Tanggal 22 Maret 2016 tanpa berpikir lama saya langsung membuka laman panseldikdin dan mendaftarkan NIK saya dengan memilih instansi Kementerian Keuangan (membawahi PTK PKN STAN). Setelah mendapat nomor registrasi saya langsung membuka laman USM PKN STAN namun hasilnya nihil. Berulang kali saya mencoba login tetap tidak bisa. Akhirnya saya pulang dan berharap di hari kedua pendaftaran saya dapat langsung bisa login, dan alhamdulillah saya sangat senang berhasil login. Berlebihan? Saya rasa tidak karena memang hari itu saya sangat senang dapat login di laman USM PKN STAN yang trafficnya padat di awal-awal pendaftaran. Saya baca berulang-ulang laman tersebut. Saya mulai menyusun agenda mulai dari jadwal pengambilan BPU sampai tes tahap akhir.

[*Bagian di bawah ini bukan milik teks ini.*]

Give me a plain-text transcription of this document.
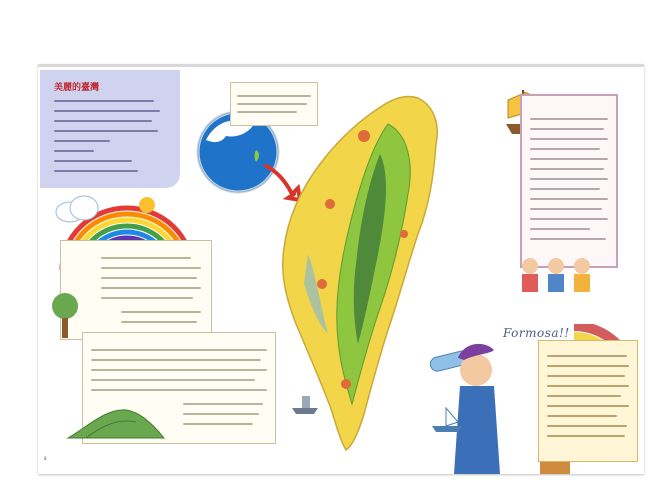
美麗的臺灣
Formosa!!
8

Sungguh sangat berantakan. Jadwal pengambilan BPU bertabrakan dengan ujian nasional minggu kedua (UN CBT SMA dilaksanakan dalam jangka waktu 2 minggu, senin-kamis senin-selasa) tapi alhamdulillah pendaftaran diperpanjang sehingga jadwal mundur. Tidak sampai disitu jadwal USM juga bertabrakan dengan shift kerja saya (setelah selesai UN saya mengisi waktu dengan bekerja sebagai karyawan di sebuah swalayan lokal di Solo) yaitu tanggal 15 Mei padahal di hari itu saya shift pagi dan akhirnya ada rekan kerja yang baik hati untuk bertukar shift dengan saya. Ujian tahap 1 saya lewati dengan tenang, karena pada tanggal 9 Mei saya sudah diterima di jurusan S1 Akuntansi Universitas Diponegoro jadi misalnya tidak lolos pun saya sudah aman. Ujian tahap 1 selesai kemudian bergegas untuk pulang. Dari kampus Sadhar Jogja jam 11.35 sampai Solo jam 13.00 sholat makan lalu berangkat kerja shift siang, sungguh hari yang melelahkan.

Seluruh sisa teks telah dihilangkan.